• RoundSparrowOPM
    link
    fedilink
    arrow-up
    2
    ·
    2 years ago

    The page we are on, a “single posting page” https://lemmy.ml/post/1160776 - is what I’m talking about in this comment.

    It looks like we have a Integer primary key for each post, 1160776 being the current one you are reading. So that can be key to any secondary persistent caching system (disk file storage or NoSQL database typically).

    I’ve been building social media message systems since 8-bit days, 1984, on a 1 Mhz processor and a very slow floppy disk for storage. I’ve also worked on large-scale enterprise systems and have seen the problems of data recovery and surge activity (like a website being featured on a TV show and big surge of users).
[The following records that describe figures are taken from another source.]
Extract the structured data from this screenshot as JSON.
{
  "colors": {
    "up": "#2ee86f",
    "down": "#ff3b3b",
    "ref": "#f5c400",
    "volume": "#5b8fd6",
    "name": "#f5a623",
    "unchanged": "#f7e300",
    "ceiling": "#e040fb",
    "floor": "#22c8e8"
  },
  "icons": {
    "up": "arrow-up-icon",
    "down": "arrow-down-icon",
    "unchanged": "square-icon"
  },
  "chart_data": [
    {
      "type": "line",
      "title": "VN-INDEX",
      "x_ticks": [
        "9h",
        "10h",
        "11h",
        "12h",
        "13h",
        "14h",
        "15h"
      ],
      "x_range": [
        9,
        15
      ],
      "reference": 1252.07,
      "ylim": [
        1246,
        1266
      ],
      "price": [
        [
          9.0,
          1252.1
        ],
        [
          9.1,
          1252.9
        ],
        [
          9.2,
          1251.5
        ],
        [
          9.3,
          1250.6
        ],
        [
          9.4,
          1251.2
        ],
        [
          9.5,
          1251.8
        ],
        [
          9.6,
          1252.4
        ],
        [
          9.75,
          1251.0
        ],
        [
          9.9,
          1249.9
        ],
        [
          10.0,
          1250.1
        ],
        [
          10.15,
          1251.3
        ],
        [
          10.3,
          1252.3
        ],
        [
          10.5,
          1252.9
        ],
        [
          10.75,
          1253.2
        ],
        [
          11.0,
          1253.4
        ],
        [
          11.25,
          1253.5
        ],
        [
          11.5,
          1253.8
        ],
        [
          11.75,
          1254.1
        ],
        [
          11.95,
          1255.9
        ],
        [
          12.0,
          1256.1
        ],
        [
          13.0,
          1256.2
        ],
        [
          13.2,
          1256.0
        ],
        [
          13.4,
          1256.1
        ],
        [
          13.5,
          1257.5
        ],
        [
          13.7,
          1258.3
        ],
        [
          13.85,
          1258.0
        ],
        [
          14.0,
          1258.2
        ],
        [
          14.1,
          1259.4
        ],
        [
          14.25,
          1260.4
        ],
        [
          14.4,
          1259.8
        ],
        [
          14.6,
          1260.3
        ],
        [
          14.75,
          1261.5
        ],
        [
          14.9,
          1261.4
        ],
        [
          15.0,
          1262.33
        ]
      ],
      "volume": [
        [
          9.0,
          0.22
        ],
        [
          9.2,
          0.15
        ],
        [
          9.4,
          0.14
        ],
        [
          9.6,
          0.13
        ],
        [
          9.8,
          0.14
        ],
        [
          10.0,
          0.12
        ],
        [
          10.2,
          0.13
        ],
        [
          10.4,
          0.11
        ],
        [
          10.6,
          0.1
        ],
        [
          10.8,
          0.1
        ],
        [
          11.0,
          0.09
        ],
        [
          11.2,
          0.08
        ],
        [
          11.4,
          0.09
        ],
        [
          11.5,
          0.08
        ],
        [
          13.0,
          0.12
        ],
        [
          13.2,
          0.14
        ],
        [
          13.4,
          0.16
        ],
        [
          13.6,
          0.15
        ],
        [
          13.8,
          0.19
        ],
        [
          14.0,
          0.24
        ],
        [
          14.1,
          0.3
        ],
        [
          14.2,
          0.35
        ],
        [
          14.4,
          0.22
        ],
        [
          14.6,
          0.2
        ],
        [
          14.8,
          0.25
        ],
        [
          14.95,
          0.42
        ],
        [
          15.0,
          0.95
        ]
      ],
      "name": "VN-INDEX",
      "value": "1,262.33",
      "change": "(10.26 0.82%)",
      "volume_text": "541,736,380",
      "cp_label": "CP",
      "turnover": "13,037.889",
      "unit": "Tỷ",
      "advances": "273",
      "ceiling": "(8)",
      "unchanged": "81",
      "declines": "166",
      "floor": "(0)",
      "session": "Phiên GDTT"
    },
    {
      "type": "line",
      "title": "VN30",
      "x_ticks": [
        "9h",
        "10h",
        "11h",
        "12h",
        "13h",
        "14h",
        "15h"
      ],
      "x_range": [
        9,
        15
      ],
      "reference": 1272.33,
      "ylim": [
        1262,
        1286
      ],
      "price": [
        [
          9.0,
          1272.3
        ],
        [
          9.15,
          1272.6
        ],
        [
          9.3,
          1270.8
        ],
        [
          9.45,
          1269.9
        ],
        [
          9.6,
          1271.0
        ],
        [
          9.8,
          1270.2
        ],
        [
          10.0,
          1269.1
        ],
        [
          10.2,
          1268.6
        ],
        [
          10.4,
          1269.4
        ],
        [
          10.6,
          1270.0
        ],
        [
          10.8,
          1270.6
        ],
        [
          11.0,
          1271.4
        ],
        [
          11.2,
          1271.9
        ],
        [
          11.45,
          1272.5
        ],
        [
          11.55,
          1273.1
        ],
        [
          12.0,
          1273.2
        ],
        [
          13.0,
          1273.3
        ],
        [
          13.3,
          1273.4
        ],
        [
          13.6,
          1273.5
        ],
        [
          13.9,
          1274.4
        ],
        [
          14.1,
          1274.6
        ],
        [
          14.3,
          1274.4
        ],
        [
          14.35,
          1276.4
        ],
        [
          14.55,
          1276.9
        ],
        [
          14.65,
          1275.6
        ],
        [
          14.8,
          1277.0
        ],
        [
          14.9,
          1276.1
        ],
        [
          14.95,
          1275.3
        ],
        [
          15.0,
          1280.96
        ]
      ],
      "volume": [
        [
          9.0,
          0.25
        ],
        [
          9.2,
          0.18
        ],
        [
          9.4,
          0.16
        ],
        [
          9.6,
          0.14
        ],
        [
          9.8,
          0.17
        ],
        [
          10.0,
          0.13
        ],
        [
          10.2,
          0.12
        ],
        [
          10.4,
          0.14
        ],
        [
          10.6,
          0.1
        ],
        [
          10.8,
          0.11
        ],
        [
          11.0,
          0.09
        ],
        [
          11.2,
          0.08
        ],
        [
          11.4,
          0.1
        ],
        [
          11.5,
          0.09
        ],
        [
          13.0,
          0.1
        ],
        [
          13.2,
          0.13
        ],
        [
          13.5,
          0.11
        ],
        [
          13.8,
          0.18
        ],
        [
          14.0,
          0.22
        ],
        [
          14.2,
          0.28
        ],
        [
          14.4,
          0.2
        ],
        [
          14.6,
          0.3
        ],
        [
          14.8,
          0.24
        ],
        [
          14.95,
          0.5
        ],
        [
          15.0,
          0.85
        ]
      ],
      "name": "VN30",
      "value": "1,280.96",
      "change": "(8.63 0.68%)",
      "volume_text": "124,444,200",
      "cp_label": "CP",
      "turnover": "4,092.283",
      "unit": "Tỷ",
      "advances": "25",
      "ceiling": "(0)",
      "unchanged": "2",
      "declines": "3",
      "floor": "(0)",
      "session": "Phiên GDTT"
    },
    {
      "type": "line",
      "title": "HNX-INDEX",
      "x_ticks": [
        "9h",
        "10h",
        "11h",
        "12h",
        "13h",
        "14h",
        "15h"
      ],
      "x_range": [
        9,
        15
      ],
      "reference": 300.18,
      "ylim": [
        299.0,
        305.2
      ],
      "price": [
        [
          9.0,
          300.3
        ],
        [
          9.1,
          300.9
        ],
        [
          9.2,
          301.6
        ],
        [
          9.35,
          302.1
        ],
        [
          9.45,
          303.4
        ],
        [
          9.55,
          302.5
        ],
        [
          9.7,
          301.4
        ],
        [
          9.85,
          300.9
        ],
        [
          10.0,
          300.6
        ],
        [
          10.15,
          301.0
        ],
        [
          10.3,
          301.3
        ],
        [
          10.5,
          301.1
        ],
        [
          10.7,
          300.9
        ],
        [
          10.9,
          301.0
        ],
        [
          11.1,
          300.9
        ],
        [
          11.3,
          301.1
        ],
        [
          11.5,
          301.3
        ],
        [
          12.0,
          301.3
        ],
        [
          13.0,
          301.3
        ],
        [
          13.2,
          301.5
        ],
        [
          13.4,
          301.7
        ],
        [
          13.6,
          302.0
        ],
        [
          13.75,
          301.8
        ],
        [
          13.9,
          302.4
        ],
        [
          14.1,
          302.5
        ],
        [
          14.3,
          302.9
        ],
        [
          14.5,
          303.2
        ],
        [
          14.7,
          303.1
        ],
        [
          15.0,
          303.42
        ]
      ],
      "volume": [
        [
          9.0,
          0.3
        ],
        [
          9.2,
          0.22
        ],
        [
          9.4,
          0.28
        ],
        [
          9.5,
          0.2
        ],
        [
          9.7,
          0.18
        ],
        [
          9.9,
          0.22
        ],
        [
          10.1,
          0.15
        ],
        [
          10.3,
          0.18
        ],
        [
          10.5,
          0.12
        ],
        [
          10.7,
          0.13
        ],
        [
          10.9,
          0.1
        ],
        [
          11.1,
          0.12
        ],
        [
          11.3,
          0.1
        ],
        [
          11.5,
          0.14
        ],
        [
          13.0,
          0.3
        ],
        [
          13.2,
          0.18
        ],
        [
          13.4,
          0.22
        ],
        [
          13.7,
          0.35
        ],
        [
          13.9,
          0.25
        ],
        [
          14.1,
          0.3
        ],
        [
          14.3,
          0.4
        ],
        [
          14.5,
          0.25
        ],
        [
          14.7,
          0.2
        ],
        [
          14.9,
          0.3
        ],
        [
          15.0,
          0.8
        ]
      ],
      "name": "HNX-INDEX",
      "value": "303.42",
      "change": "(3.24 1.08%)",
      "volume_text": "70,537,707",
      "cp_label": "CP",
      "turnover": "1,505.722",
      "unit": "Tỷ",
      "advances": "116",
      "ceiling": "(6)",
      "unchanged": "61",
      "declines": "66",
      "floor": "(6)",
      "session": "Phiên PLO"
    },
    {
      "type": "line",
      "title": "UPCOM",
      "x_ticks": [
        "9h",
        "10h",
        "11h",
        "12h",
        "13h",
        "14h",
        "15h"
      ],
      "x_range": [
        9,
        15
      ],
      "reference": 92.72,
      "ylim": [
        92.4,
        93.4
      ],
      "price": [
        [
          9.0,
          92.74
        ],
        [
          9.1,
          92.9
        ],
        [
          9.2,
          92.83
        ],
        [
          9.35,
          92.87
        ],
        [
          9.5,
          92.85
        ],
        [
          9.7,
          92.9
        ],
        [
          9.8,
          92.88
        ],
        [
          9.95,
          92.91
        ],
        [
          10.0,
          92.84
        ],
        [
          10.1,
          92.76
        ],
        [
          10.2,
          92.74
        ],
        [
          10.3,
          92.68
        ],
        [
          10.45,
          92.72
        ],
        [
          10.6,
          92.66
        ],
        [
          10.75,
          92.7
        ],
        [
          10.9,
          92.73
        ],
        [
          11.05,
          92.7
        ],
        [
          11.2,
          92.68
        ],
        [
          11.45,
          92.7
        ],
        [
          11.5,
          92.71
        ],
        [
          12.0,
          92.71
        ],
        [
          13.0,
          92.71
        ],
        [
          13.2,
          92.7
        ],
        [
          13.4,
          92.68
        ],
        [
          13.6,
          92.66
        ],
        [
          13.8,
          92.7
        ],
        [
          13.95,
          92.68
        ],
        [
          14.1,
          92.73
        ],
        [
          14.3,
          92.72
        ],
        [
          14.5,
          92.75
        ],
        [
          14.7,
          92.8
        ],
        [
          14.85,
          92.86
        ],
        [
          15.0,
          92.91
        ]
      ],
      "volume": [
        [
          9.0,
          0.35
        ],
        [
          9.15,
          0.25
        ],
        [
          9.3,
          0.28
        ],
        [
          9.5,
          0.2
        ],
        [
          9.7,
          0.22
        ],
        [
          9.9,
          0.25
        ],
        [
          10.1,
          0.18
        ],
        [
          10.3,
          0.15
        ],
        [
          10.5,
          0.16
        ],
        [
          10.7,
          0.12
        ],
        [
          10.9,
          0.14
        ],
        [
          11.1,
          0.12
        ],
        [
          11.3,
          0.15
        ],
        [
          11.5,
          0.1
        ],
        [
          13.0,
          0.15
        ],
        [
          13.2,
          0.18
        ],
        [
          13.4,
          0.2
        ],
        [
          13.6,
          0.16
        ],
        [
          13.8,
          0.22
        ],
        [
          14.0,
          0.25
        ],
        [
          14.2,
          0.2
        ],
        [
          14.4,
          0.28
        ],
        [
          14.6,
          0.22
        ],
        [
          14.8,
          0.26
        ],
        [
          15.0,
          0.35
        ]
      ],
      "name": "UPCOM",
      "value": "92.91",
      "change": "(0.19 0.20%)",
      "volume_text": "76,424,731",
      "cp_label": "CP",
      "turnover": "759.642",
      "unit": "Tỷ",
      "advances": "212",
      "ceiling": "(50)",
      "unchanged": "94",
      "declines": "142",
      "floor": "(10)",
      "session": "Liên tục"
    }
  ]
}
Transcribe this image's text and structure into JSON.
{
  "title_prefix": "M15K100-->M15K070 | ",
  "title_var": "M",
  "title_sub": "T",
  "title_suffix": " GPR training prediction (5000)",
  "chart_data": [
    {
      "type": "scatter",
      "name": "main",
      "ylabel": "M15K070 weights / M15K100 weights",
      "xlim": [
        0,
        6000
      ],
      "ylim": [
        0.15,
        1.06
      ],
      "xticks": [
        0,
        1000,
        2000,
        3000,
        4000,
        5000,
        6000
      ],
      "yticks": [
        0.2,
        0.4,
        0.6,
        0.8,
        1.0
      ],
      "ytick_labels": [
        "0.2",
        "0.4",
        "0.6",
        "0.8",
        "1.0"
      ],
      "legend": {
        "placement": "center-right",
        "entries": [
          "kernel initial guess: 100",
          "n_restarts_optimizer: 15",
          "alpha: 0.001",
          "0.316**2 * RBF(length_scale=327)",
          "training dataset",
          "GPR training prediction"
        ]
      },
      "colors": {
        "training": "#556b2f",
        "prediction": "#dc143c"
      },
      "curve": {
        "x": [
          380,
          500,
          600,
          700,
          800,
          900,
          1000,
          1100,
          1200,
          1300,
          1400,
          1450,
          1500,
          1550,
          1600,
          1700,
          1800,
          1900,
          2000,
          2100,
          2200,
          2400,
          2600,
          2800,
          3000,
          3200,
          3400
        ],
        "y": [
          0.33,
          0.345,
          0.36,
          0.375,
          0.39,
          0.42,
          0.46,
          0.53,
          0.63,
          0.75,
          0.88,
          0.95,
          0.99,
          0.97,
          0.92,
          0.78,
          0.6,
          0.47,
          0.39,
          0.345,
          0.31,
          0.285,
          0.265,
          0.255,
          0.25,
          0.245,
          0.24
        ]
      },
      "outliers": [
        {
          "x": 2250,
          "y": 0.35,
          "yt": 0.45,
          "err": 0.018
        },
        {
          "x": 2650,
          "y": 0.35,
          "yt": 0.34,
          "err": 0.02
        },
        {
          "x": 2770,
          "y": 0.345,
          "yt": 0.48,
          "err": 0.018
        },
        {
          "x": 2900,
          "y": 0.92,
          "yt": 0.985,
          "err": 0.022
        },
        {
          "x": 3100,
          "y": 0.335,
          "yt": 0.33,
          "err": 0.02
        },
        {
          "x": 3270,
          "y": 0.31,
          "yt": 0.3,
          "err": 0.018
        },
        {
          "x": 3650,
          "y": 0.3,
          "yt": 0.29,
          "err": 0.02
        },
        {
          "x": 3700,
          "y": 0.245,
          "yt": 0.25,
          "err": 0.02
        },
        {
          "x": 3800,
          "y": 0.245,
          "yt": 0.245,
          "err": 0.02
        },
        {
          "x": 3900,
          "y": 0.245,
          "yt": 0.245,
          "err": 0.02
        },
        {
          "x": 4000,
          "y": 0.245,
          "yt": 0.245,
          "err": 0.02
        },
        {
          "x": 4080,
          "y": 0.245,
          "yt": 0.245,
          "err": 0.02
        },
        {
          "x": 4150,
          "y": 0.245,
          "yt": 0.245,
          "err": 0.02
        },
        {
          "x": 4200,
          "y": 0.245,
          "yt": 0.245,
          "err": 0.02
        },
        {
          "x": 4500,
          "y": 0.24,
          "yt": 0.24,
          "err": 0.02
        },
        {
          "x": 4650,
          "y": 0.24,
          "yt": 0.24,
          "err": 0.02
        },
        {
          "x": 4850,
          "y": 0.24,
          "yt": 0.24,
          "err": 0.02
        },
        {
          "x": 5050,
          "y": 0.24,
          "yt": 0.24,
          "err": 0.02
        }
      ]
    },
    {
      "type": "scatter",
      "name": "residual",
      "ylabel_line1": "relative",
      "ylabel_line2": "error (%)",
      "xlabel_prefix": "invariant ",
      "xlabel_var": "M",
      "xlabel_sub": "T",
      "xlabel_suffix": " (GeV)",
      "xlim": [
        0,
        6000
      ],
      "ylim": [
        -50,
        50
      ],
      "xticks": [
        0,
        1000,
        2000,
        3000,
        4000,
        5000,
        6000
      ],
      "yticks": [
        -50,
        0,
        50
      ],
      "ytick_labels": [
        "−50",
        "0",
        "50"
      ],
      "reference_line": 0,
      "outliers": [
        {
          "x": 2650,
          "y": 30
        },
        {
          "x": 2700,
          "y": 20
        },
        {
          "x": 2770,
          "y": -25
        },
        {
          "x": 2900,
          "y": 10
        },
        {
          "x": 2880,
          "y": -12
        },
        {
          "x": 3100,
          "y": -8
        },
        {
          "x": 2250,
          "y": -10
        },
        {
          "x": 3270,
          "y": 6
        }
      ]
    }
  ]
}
    Here are some general brainstorming thoughts to start with:

    1. I would consider a different code path for a posting that has less than 20 comments from one that has 20 or more. If a single posting has 200 comments, Reddit (for example) doesn’t load them by default, and the maximum the user interface allows (on old reddit) is 500.
    2. I would consider a different code path for a posting that is fresh and has recent activity vs one that is inactive. Reddit ‘archives’ old posts at 6 months, as an example. But i would even consider anything that has not had a vote or a comment in the past 12 hours to be treated as a different code path in terms of potential caching.
    3. Nested replies beyond a certain level typically become a user interface issue so I’ve seen Reddit optimize a “load more” to get past say 4 levels of thread depth on a reply thread.
    4. Pagination of comments. If you get a posting with 2500 comments, you need some way to navigate into blocks of them besides just changing the sort order.

    Fallback behaviors:

    1. Under extreme server load, is it acceptable to not show the comments and return just the posting - and inform the user via a stub comment that says they should return in a few minutes?
    2. If you are referencing the status of a user-profile (the user who makes an individual comment), consider degrading that if the server is too busy. Example: a comment is 8 hours ago, but the user deleted their account 2 hours ago. Having to look up the profile of every single comment may be something you consider degrading/skipping under heavy load or postings with high number of comments.
    • RoundSparrowOPM
      link
      fedilink
      arrow-up
      2
      ·
      edit-2
      2 years ago

      Some thoughts on what to consider… again, we have a Integer primary key for each post, 1160776 being the current one…

      I would have a dirty-status database table (or even something outside the database) for each posting. Maybe a timestamp of when the post was last write touched. Edit to the post, vote change on post, vote change on comments in that post, deleted or edited comment, etc. (Twitter and Reddit in recent years now keep and expose traffic accounting of every time a post is read… that can be a lot more writing of data, but community mods and end-users may want to know this information.)

      You would use this dirty-status information as the basis for when a cached result is rebuilt from the live database. I would perhaps think in terms of 10 or 30 seconds, if a intermediate-cached result hasn’t been generated in over 30 seconds, you would rebuild it (new comments or vote count changes likely being the reason you would need to rebuilt it). You probably would want to try to do this in a more linear batch style, as you have to consider if your API is being crawled or heavily hit and you have concurrent posts all triggering rebuilds in a short period of time.

      I understand that in an ideal world you let the DBMS do all this kind of work for you intelligently. And that’s the approach Lenny is currently built on, that the DBMS is smart enough to intelligently manage buffers and caches internally to deal with lots of repeat-output activity. But classically, the database systems are not that smart and not really that fast at shuffling lots of text data through database drivers. That is kind pretty much why NoSQL database became so popular… performance issues (and predictability under surging loads).

    • Barbarian
      link
      fedilink
      arrow-up
      2
      ·
      2 years ago

      Under extreme server load, is it acceptable to not show the comments and return just the posting - and inform the user via a stub comment that says they should return in a few minutes?

      From a user perspective, I think returning a small number of comments (maybe top 10)? would be way better than none (followed by some “Server is under extreme load try later” message). It at least gives the user a general idea of the vibe while minimizing load.

      • RoundSparrowOPM
        link
        fedilink
        arrow-up
        1
        ·
        2 years ago

        It’s the sorting that people do on Reddit-style posting, old/new/hot that is kind of the problem, the database has to get into every top-level comment to sort. Touching comments at all is a live wire ;)